Recalling the scientific method, it’s in the designer’s interest to work to prove and disprove her own firmly held beliefs. If her heart is concerned with the customer’s experience, she should want the best idea to surface, regardless of her own initial preferences. She should be willing to be convinced that there is another way that’s better, regardless of who came up with it. Often it’s only when comparing two ideas that the best idea – a hybrid of the two – is discovered.
At the moment when the team has arrived at some good ideas, hopefully through evaluating the tradeoffs of alternatives, analysis becomes the greatest need. Perhaps there is time for a quick usability study, or heuristic evaluation, to help confirm that the proposed changes will truly have a positive impact on the customer. There are always more details in the world than can be considered by the designer’s mind, and it’s much cheaper to learn from mistakes in prototypes than in production code.
Design is a reflective process
The entire process of idea exploration, evaluation and implementation is reflective. No one mindset or attitude prevails. Instead, it’s the judgment of the designer, or the team leaders, to approach each kind of problem in the appropriate way. Some moments require an emphasis on the logical and rational. Others demand creative exploration and expression driven work.
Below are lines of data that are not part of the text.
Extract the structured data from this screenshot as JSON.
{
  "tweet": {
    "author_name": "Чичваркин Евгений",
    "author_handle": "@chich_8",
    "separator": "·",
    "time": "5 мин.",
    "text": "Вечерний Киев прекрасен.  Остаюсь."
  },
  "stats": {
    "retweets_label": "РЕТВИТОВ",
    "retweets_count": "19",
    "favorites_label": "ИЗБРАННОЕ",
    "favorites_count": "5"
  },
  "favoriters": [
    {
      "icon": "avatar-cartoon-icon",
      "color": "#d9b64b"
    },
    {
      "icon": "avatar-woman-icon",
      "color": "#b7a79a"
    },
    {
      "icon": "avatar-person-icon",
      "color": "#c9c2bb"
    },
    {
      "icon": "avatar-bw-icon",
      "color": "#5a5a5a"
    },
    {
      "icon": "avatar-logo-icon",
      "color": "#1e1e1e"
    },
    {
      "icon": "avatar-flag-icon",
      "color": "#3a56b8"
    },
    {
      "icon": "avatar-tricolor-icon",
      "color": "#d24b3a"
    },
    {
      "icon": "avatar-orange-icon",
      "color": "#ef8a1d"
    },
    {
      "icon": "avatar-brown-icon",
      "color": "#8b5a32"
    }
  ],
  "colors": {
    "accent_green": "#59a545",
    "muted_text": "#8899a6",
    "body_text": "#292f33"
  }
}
Often the entire project cycle is spent shifting between different modes of thought, exploring, evaluating, and exploring again.
Few things of importance arrive from either/or thinking. It’s the wise and the successful that are able to derive approaches to difficult situations that unify and combine, rather than separate and divide. Think Yin/Yang or chocolate and peanut butter. The greatest opportunities for the mindful designer are in exploring how to build complementary relationships from seemingly competing traits.